Both the Brits Choice and The BBC’s Sound of awards are presided over by “key industry figures” (print media, radio, TV and record-label punters, etc), who draw up both shortlists. There is nothing wrong with their choices, except for the fact that anyone with access to their insider knowledge already knows which acts are going to get the big push/already have media exposure planned/are already booked on the festival circuit.
Bands no longer just arrive out of nowhere, even we’re asked to believe so. By the time “a fresh new-sounding act” has product ready to go, there’s already been hundreds of thousands of euro pumped into them. Front-cover features have come and gone and the obligatory appearance on Jools Holland’s show has been ticked off the To Do list. Producers, video directors and stylists have already done their job before the band emerges “from nowhere”.
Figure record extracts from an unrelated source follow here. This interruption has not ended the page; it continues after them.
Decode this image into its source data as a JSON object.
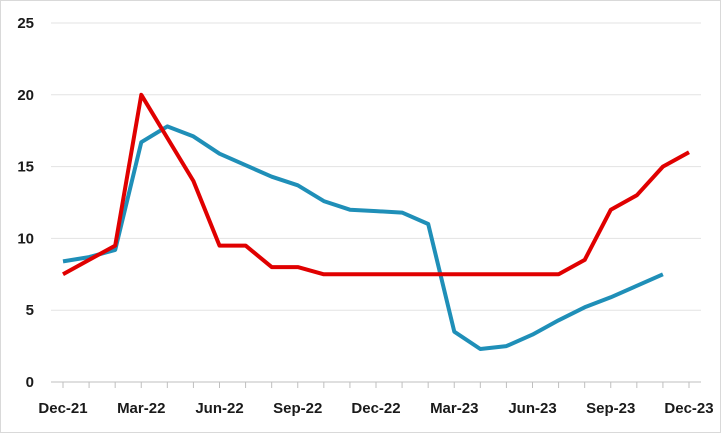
{
  "chart_data": {
    "type": "line",
    "title": "",
    "xlabel": "",
    "ylabel": "",
    "ylim": [
      0,
      25
    ],
    "y_ticks": [
      "0",
      "5",
      "10",
      "15",
      "20",
      "25"
    ],
    "x_tick_labels": [
      "Dec-21",
      "Mar-22",
      "Jun-22",
      "Sep-22",
      "Dec-22",
      "Mar-23",
      "Jun-23",
      "Sep-23",
      "Dec-23"
    ],
    "x": [
      "Dec-21",
      "Jan-22",
      "Feb-22",
      "Mar-22",
      "Apr-22",
      "May-22",
      "Jun-22",
      "Jul-22",
      "Aug-22",
      "Sep-22",
      "Oct-22",
      "Nov-22",
      "Dec-22",
      "Jan-23",
      "Feb-23",
      "Mar-23",
      "Apr-23",
      "May-23",
      "Jun-23",
      "Jul-23",
      "Aug-23",
      "Sep-23",
      "Oct-23",
      "Nov-23",
      "Dec-23"
    ],
    "grid": true,
    "legend": "none",
    "series": [
      {
        "color": "#1f8fb8",
        "values": [
          8.4,
          8.7,
          9.2,
          16.7,
          17.8,
          17.1,
          15.9,
          15.1,
          14.3,
          13.7,
          12.6,
          12.0,
          11.9,
          11.8,
          11.0,
          3.5,
          2.3,
          2.5,
          3.3,
          4.3,
          5.2,
          5.9,
          6.7,
          7.5,
          null
        ]
      },
      {
        "color": "#e00000",
        "values": [
          7.5,
          8.5,
          9.5,
          20.0,
          17.0,
          14.0,
          9.5,
          9.5,
          8.0,
          8.0,
          7.5,
          7.5,
          7.5,
          7.5,
          7.5,
          7.5,
          7.5,
          7.5,
          7.5,
          7.5,
          8.5,
          12.0,
          13.0,
          15.0,
          16.0
        ]
      }
    ]
  }
}
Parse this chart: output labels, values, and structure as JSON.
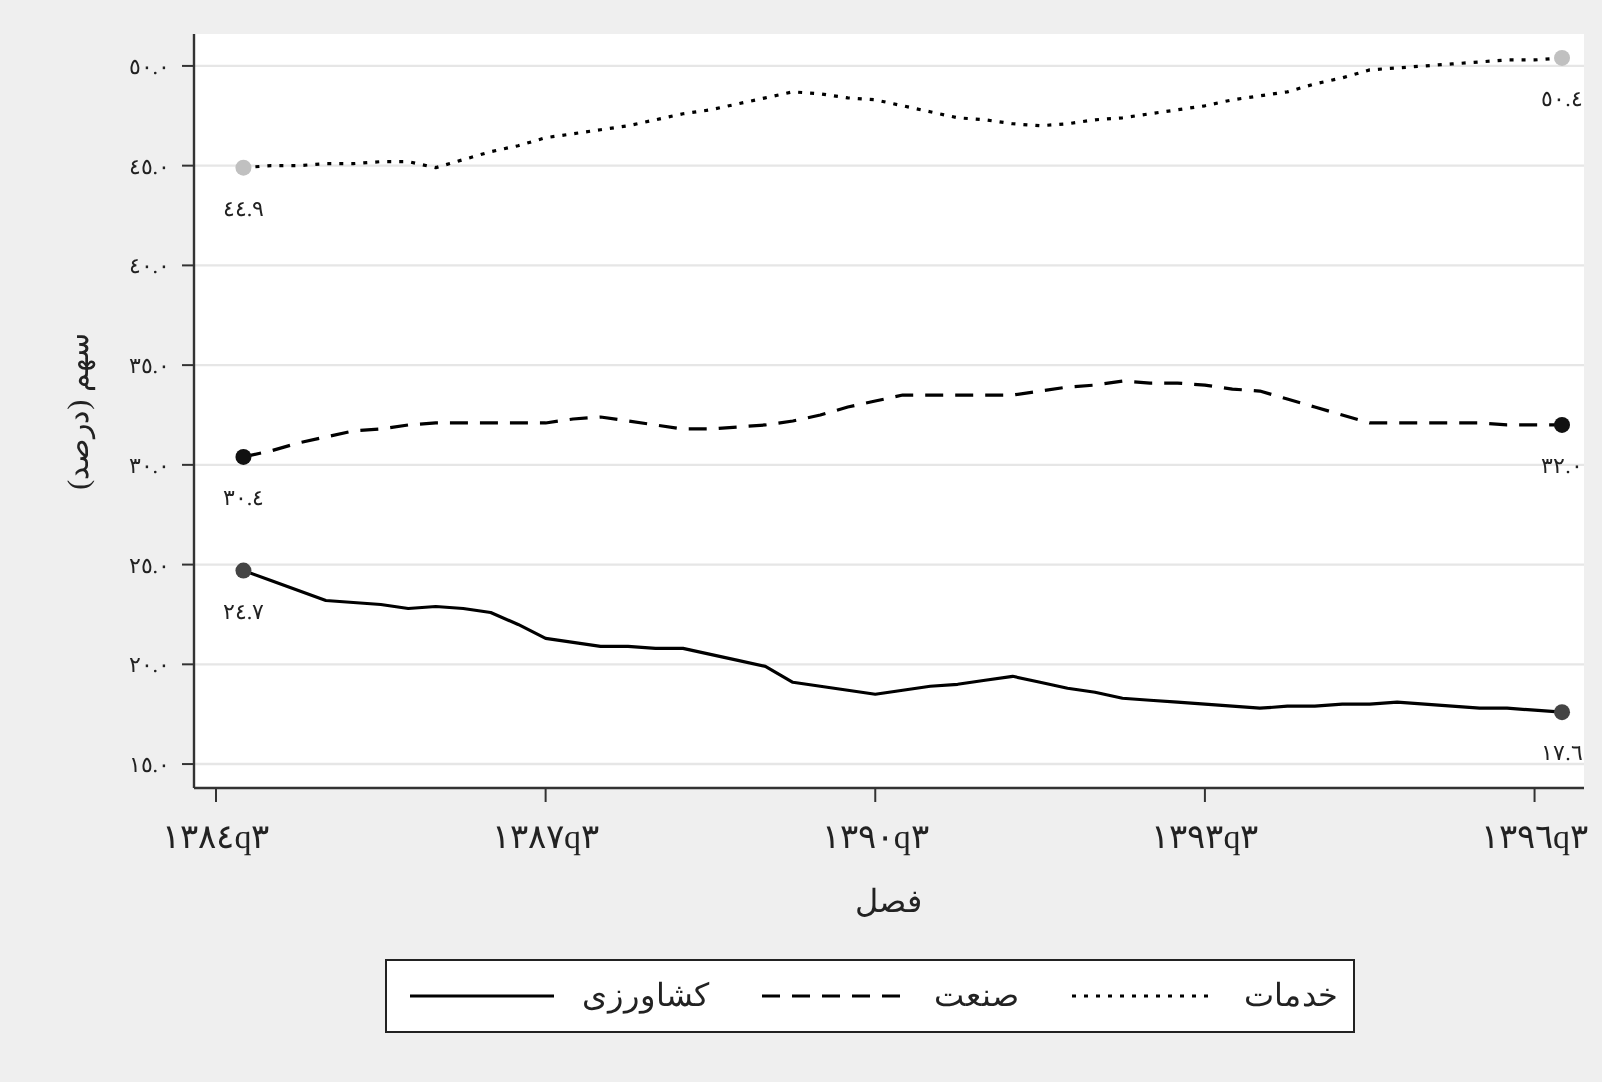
{
  "chart_data": {
    "type": "line",
    "xlabel": "فصل",
    "ylabel": "سهم (درصد)",
    "categories": [
      "١٣٨٤q٣",
      null,
      null,
      null,
      null,
      null,
      null,
      null,
      null,
      null,
      null,
      null,
      "١٣٨٧q٣",
      null,
      null,
      null,
      null,
      null,
      null,
      null,
      null,
      null,
      null,
      null,
      "١٣٩٠q٣",
      null,
      null,
      null,
      null,
      null,
      null,
      null,
      null,
      null,
      null,
      null,
      "١٣٩٣q٣",
      null,
      null,
      null,
      null,
      null,
      null,
      null,
      null,
      null,
      null,
      null,
      "١٣٩٦q٣",
      null
    ],
    "ylim": [
      13.8,
      51.6
    ],
    "yticks": [
      {
        "value": 15,
        "label": "١٥.٠"
      },
      {
        "value": 20,
        "label": "٢٠.٠"
      },
      {
        "value": 25,
        "label": "٢٥.٠"
      },
      {
        "value": 30,
        "label": "٣٠.٠"
      },
      {
        "value": 35,
        "label": "٣٥.٠"
      },
      {
        "value": 40,
        "label": "٤٠.٠"
      },
      {
        "value": 45,
        "label": "٤٥.٠"
      },
      {
        "value": 50,
        "label": "٥٠.٠"
      }
    ],
    "grid": "y",
    "legend": "bottom",
    "series": [
      {
        "name": "خدمات",
        "line_style": "dotted",
        "color": "#000000",
        "values": [
          null,
          44.9,
          45.0,
          45.0,
          45.1,
          45.1,
          45.2,
          45.2,
          44.9,
          45.3,
          45.7,
          46.0,
          46.4,
          46.6,
          46.8,
          47.0,
          47.3,
          47.6,
          47.8,
          48.1,
          48.4,
          48.7,
          48.6,
          48.4,
          48.3,
          48.0,
          47.7,
          47.4,
          47.3,
          47.1,
          47.0,
          47.1,
          47.3,
          47.4,
          47.6,
          47.8,
          48.0,
          48.3,
          48.5,
          48.7,
          49.1,
          49.4,
          49.8,
          49.9,
          50.0,
          50.1,
          50.2,
          50.3,
          50.3,
          50.4
        ]
      },
      {
        "name": "صنعت",
        "line_style": "dashed",
        "color": "#000000",
        "values": [
          null,
          30.4,
          30.7,
          31.1,
          31.4,
          31.7,
          31.8,
          32.0,
          32.1,
          32.1,
          32.1,
          32.1,
          32.1,
          32.3,
          32.4,
          32.2,
          32.0,
          31.8,
          31.8,
          31.9,
          32.0,
          32.2,
          32.5,
          32.9,
          33.2,
          33.5,
          33.5,
          33.5,
          33.5,
          33.5,
          33.7,
          33.9,
          34.0,
          34.2,
          34.1,
          34.1,
          34.0,
          33.8,
          33.7,
          33.3,
          32.9,
          32.5,
          32.1,
          32.1,
          32.1,
          32.1,
          32.1,
          32.0,
          32.0,
          32.0
        ]
      },
      {
        "name": "کشاورزی",
        "line_style": "solid",
        "color": "#000000",
        "values": [
          null,
          24.7,
          24.2,
          23.7,
          23.2,
          23.1,
          23.0,
          22.8,
          22.9,
          22.8,
          22.6,
          22.0,
          21.3,
          21.1,
          20.9,
          20.9,
          20.8,
          20.8,
          20.5,
          20.2,
          19.9,
          19.1,
          18.9,
          18.7,
          18.5,
          18.7,
          18.9,
          19.0,
          19.2,
          19.4,
          19.1,
          18.8,
          18.6,
          18.3,
          18.2,
          18.1,
          18.0,
          17.9,
          17.8,
          17.9,
          17.9,
          18.0,
          18.0,
          18.1,
          18.0,
          17.9,
          17.8,
          17.8,
          17.7,
          17.6
        ]
      },
      {
        "type": "scatter",
        "color": "#c0c0c0",
        "values": [
          null,
          44.9,
          null,
          null,
          null,
          null,
          null,
          null,
          null,
          null,
          null,
          null,
          null,
          null,
          null,
          null,
          null,
          null,
          null,
          null,
          null,
          null,
          null,
          null,
          null,
          null,
          null,
          null,
          null,
          null,
          null,
          null,
          null,
          null,
          null,
          null,
          null,
          null,
          null,
          null,
          null,
          null,
          null,
          null,
          null,
          null,
          null,
          null,
          null,
          50.4
        ],
        "value_labels": [
          null,
          "٤٤.٩",
          null,
          null,
          null,
          null,
          null,
          null,
          null,
          null,
          null,
          null,
          null,
          null,
          null,
          null,
          null,
          null,
          null,
          null,
          null,
          null,
          null,
          null,
          null,
          null,
          null,
          null,
          null,
          null,
          null,
          null,
          null,
          null,
          null,
          null,
          null,
          null,
          null,
          null,
          null,
          null,
          null,
          null,
          null,
          null,
          null,
          null,
          null,
          "٥٠.٤"
        ]
      },
      {
        "type": "scatter",
        "color": "#111111",
        "values": [
          null,
          30.4,
          null,
          null,
          null,
          null,
          null,
          null,
          null,
          null,
          null,
          null,
          null,
          null,
          null,
          null,
          null,
          null,
          null,
          null,
          null,
          null,
          null,
          null,
          null,
          null,
          null,
          null,
          null,
          null,
          null,
          null,
          null,
          null,
          null,
          null,
          null,
          null,
          null,
          null,
          null,
          null,
          null,
          null,
          null,
          null,
          null,
          null,
          null,
          32.0
        ],
        "value_labels": [
          null,
          "٣٠.٤",
          null,
          null,
          null,
          null,
          null,
          null,
          null,
          null,
          null,
          null,
          null,
          null,
          null,
          null,
          null,
          null,
          null,
          null,
          null,
          null,
          null,
          null,
          null,
          null,
          null,
          null,
          null,
          null,
          null,
          null,
          null,
          null,
          null,
          null,
          null,
          null,
          null,
          null,
          null,
          null,
          null,
          null,
          null,
          null,
          null,
          null,
          null,
          "٣٢.٠"
        ]
      },
      {
        "type": "scatter",
        "color": "#444444",
        "values": [
          null,
          24.7,
          null,
          null,
          null,
          null,
          null,
          null,
          null,
          null,
          null,
          null,
          null,
          null,
          null,
          null,
          null,
          null,
          null,
          null,
          null,
          null,
          null,
          null,
          null,
          null,
          null,
          null,
          null,
          null,
          null,
          null,
          null,
          null,
          null,
          null,
          null,
          null,
          null,
          null,
          null,
          null,
          null,
          null,
          null,
          null,
          null,
          null,
          null,
          17.6
        ],
        "value_labels": [
          null,
          "٢٤.٧",
          null,
          null,
          null,
          null,
          null,
          null,
          null,
          null,
          null,
          null,
          null,
          null,
          null,
          null,
          null,
          null,
          null,
          null,
          null,
          null,
          null,
          null,
          null,
          null,
          null,
          null,
          null,
          null,
          null,
          null,
          null,
          null,
          null,
          null,
          null,
          null,
          null,
          null,
          null,
          null,
          null,
          null,
          null,
          null,
          null,
          null,
          null,
          "١٧.٦"
        ]
      }
    ]
  }
}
The uniformity of all these predictive lists is down to the fact that no one wants to be seen to be out of step or to have missed the boat with a particular act. Thus the rock critic, the radio playlist arranger and the TV show booker all jump on the same merry-go- round, and the hype is inter-bred across all media platforms.
If you’re on a smaller label, with a smaller budget and without the right music networking capabilities (and the music scene is tiny), there’s little chance you’ll even be considered for mention.
And not all genres get an equal hearing. The types who draw up these lists favour indie/urban/ hip-hop and electronica.
If you fall outside of those “happening” categories you haven’t a chance.
Consider the case of Rumer, one of this year’s major breakthrough acts.
The first thing going against her was her age, which at a frightfully old 31 was way out of the generally under-25 demographic of the predictive lists. Her videos didn’t look like they were directed by some excitable art school brat, and her music didn’t sound like it would win over the floppy-fringe, skinny-jeans brigade in some dump of an indie venue.
But with a voice so amazing it draws favourable comparisons with one of the best female vocalists of all time (Karen Carpenter) and a songwriting talent that is more Burt Bacharach than Pete bloody Doherty, Rumer came up quietly on the inside.
Despite being spurned by the "right" people, Rumer still got her debut album – the marvellous Seasons of My Soul– to the top of the charts. She's proof that you don't need the right type of leather jacket, haircut or speed-dial industry contacts to make an impression.